Louis Faurer’s best photographs, which were made around the same time as Cry of the City and in some of the same locations, might almost have been used by Siodmak as point-of-view shots. They are like a set of jazzy, hallucinated inserts of things Martin might have seen while he lolled in the back seat and the city rolled past him outside the car. A woman at the side door of the old Madison Square Garden drags on a joint as a man inside the light behind her flexes his muscles for another man to feel. People scurry for cover from a passing shower under halated street lights and the brooding silhouette of the Manhattan Bridge. The back ends of three black limousines glisten in the darkness. Shadowy figures hunch along a sidewalk next to a preternaturally bright fence at a construction site; in the background, squares of light trail above the city from the windows of skyscrapers whose outlines are scarcely visible. A fat, tough-looking woman spews cigarette smoke against the neon lights. It is as if she were exhaling that toke a woman had on a joint in another picture.
These photographs are short on composition, but long on atmosphere. In a picture that Siodmak might have used as the concluding one in his series of inserts, the night is over. It is perhaps now early morning, and a crowd has gathered on a sidewalk to watch something that is out of our line of sight. At the back of the crowd stands a curly-haired young man in scuffed-up shoes and a pinstripe suit so loose on him that it looks a little zooty. The bagginess of the suit emphasizes how slight he is, how young—hardly more than a boy. He’s noticeable because he’s the only one not bundled against the cold in a topcoat, and because he stands a bit back from the crowd. Although he’s watching the scene as intently as the others, he doesn’t crane forward as they do. He’s calmer, more detached, more observant somehow. He is, as a matter of fact, Robert Frank.
Frank was to bring to the kind of photography Louis Faurer was doing in those days that sense of composition, of coherence, that Faurer’s own work never entirely achieves. How much Faurer wanted that element for his pictures is apparent from some vintage prints I saw several years ago (none were included, unfortunately, in this show). They were prints he had cut into extreme shapes—I remember that one had the proportions of a panorama—in order to wrest form from negatives that didn’t quite reveal it by themselves. So Faurer’s place in the history of photography ultimately depends on his relationship with Frank, whom he met at the Harper’s Bazaar studio shortly after Frank arrived in America. The younger photographer had already begun to develop his own unique style in Europe, and it is probable he would have gone on to do The Americans even if he hadn’t known Faurer. Still, Faurer’s friendship and encouragement came at a crucial point in Frank’s career. And although the vision of America that Frank brought to realization may only have been inchoate in the pictures Faurer did, the fact remains that the vision was there, in Faurer’s work, first.

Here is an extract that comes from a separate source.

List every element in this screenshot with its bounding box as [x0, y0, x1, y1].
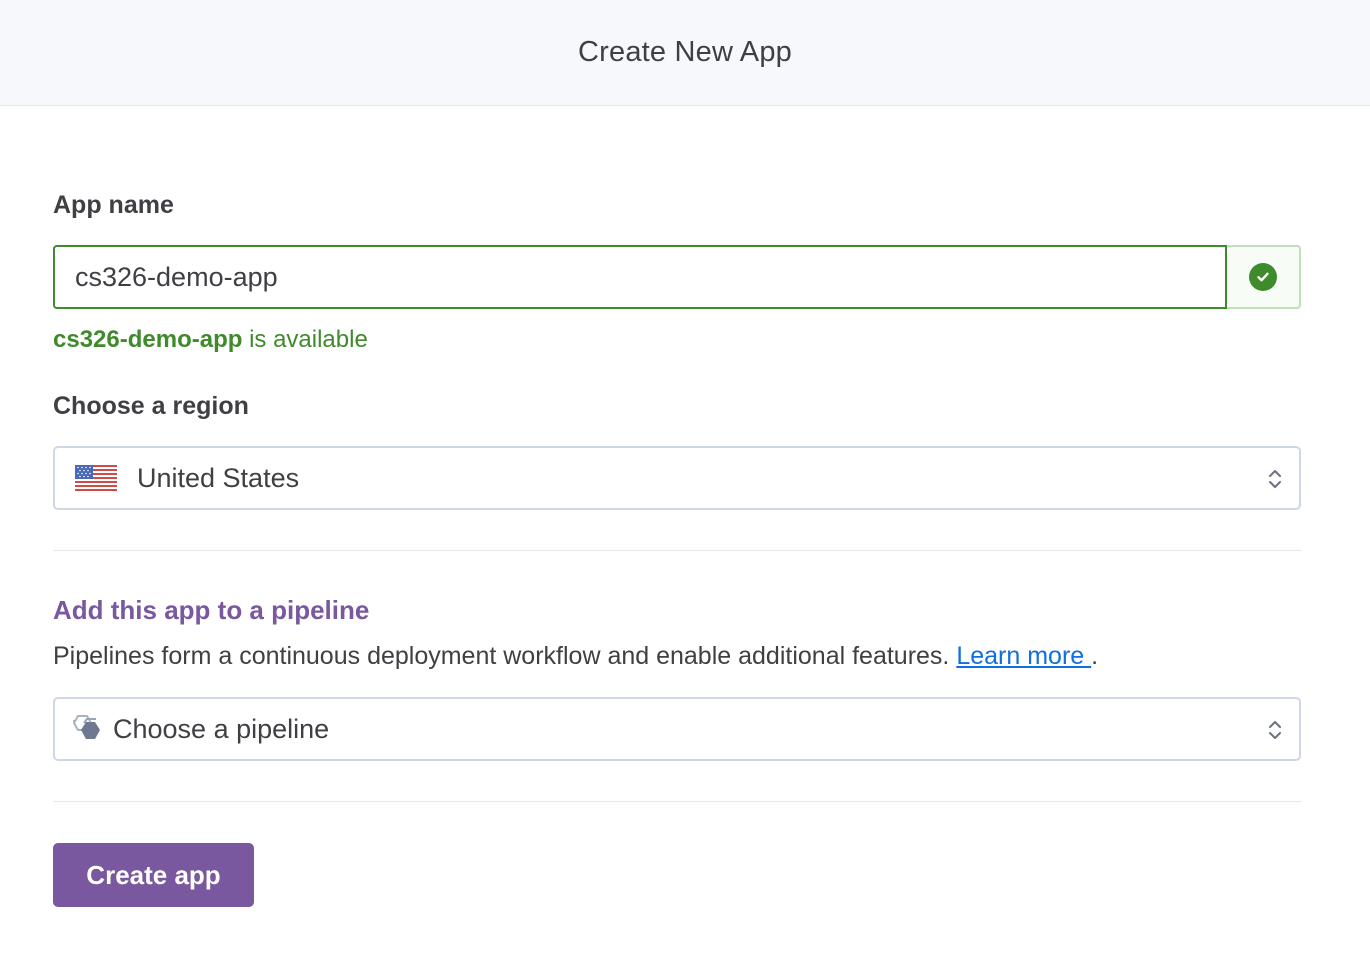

The other merit that cannot be denied to Faurer’s pictures is their value as social history. I might even call it their prescience. In the late ’40s, the streets of America’s cities swarmed with people and activity as never before. The wartime housing shortage was still being acutely felt in the cities, with the consequence that a lot of people wanted to escape cramped, inadequate apartments at night. In those days before air conditioning, going out to an “air-cooled” movie or a bar, or just hanging out on the street, was common entertainment. This was also before the national diaspora of television, which has isolated us in our homes and depopulated the nighttime streets as effectively as a neutron bomb. That the decade 1945–55 would be the last, meteoric blaze of nightlife in America was not yet apparent. Nevertheless, Faurer’s work seems to presage it. There is something forlorn about his pictures. Darkness encroaches, literally, on our romance of the city. The characters he photographed represent the whole nocturnal population as a marginal one, the people who live in a dream world.
In the street photographs that Harry Callahan and his disciples made in Chicago a decade after Faurer’s peak period, the desolation of the city, its new emptiness and menace, becomes explicit. That is the eventuality of which Faurer’s photographs forewarn us, as do some contemporary movies like Cry of the City. A legend that sprang up about Roberto Rossellini’s Open City, the seminal movie of the postwar era, was that to get enough stock to shoot it, he had acquired 35mm still-photograph rolls and spliced them together. One might imagine that Robert Siodmak also got some of the film noir with which he loaded his cameras from still photographers like Faurer. How strong an attraction the tender pessimism of Faurer’s work could have for a recent European emigré is shown by the example of Robert Frank.